Scourge of under-age drinking results
from poor role modeling, Carroll experts say
March 22, 2013
Adults should refrain from glorifying alcohol consumption, making beer and spirits the life of the party, when kids are involved in the events, a group of educators and substance-abuse experts said Thursday night.
"Do it where it's not so much in the public eye," said Carroll Police Sgt. Brad Burke, referencing recent St. Patrick's Day festivities and promotions that reached young people, not just the intended adult audience.
Burke joined seven other people on the panel designed to combat underage drinking. Ten people - including a reporter and Kuemper Catholic Schools President Vern Henkenius - attended the town hall at the Carroll Chamber of Commerce. Last year, Carroll-area leaders put together a Community Health Improvement Plan to address a variety of issues, including under-age drinking and binge drinking. The town hall was part of that effort.
Organizers said that according to a 2010 report, 34 percent of 11th-graders in Carroll County admitted to participating in binge-drinking.
Kuemper varsity football coach Chad Klein said Carroll's strong family and social networks can work against efforts to fight underage drinking. College students enjoy coming back to Carroll and they inevitably mix with high school students, who are often friends and even brothers and sisters. The college students bring their developing worldviews and habits, which can involve alcohol and partying, he said.
"Kids like to come back," Klein said. "That makes it tougher on kids who live here."
Klein added, "They all end up at the same places."
For his part, Klein holds practices at 7 a.m. Saturdays after games and said his coaching staff has made calls to players on Saturday nights at a specific time, say 10 p.m., to ensure healthy behavior. He also closely monitors the social-networking sites, Twitter and Facebook.
"If I find anything that's even questionable, I talk to them about it," Klein said.
But his efforts have limits, Klein said.
"December hits, as a football coach, I lose my influence real quick if it's a senior," Klein said.
Christy Jenkins, director of substance-abuse prevention for New Opportunities in Carroll, said she's concerned with the negative effects alcohol use can have on the developing teen brain, the prefrontal cortex specifically. That section of the brain is vital for complex thinking, impulse control and emotional development, Jenkins said.
Marie Sharon, clinical services director at New Opportunities, said early abuse of alcohol can lead to lifelong problems. She has seen people in treatment ranging in age from 9 to 94.
Much of the town-hall discussion centered on parental response to the teen party culture.

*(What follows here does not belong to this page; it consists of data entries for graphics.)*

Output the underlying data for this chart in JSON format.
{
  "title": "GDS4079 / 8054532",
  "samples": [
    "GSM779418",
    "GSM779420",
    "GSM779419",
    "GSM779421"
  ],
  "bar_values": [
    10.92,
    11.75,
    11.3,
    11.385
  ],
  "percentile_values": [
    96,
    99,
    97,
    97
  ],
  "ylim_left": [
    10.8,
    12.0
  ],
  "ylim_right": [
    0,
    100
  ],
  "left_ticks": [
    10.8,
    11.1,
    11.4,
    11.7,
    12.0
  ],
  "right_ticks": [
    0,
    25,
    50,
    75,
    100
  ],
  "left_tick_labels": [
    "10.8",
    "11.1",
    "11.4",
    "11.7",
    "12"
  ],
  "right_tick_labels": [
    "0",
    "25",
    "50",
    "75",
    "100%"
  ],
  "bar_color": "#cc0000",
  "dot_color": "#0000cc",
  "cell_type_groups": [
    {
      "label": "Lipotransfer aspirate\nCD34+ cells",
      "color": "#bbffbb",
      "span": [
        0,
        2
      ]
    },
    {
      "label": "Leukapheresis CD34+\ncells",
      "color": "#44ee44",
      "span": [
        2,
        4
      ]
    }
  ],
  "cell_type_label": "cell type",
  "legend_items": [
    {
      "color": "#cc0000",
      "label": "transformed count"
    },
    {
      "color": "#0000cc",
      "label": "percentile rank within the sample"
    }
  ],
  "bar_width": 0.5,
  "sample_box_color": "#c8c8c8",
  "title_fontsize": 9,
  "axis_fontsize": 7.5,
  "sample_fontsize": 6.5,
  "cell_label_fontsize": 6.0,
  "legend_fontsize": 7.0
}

Some parents actually will empower their kids by providing alcohol, while others work to keep their kids off the road, acknowledging that drinking does occur, and working to prevent worst-case scenarios by telling kids to stay overnight with friends or call them for a ride if they've been drinking, members of the panel said.
"That's kind of how they've dealt with it," Klein said. "I think they're a little more aware of trying to get them from behind the wheel."
The educators and experts said it is possible for parents to stand on principle and demand that kids abstain from alcohol until they are of legal age.
"It's rallying the community together and getting people of like minds," Jenkins said.
Henkenius said the drinking culture in Carroll is historically rooted in the community. But he's seeing those patterns breaking down.
"The culture is changing," he said. "There are new families coming."
Often, the newcomers have different standards on the heavy use of alcohol, Henkenius said.
"They don't like what's going on in Carroll County" with drinking, he said.
Henkenius said schools are doing fine work to prevent alcohol use among young people. But it is a challenge when high-profile, pop-culture stars celebrate their own abuse of alcohol and drugs, Henkenius said.
Ann McCartan, a Carroll Middle School nurse, said programs like DARE (Drug Abuse Resistance Education) are successful in giving kids the information and power to say "no" to poor decisions with drugs and alcohol.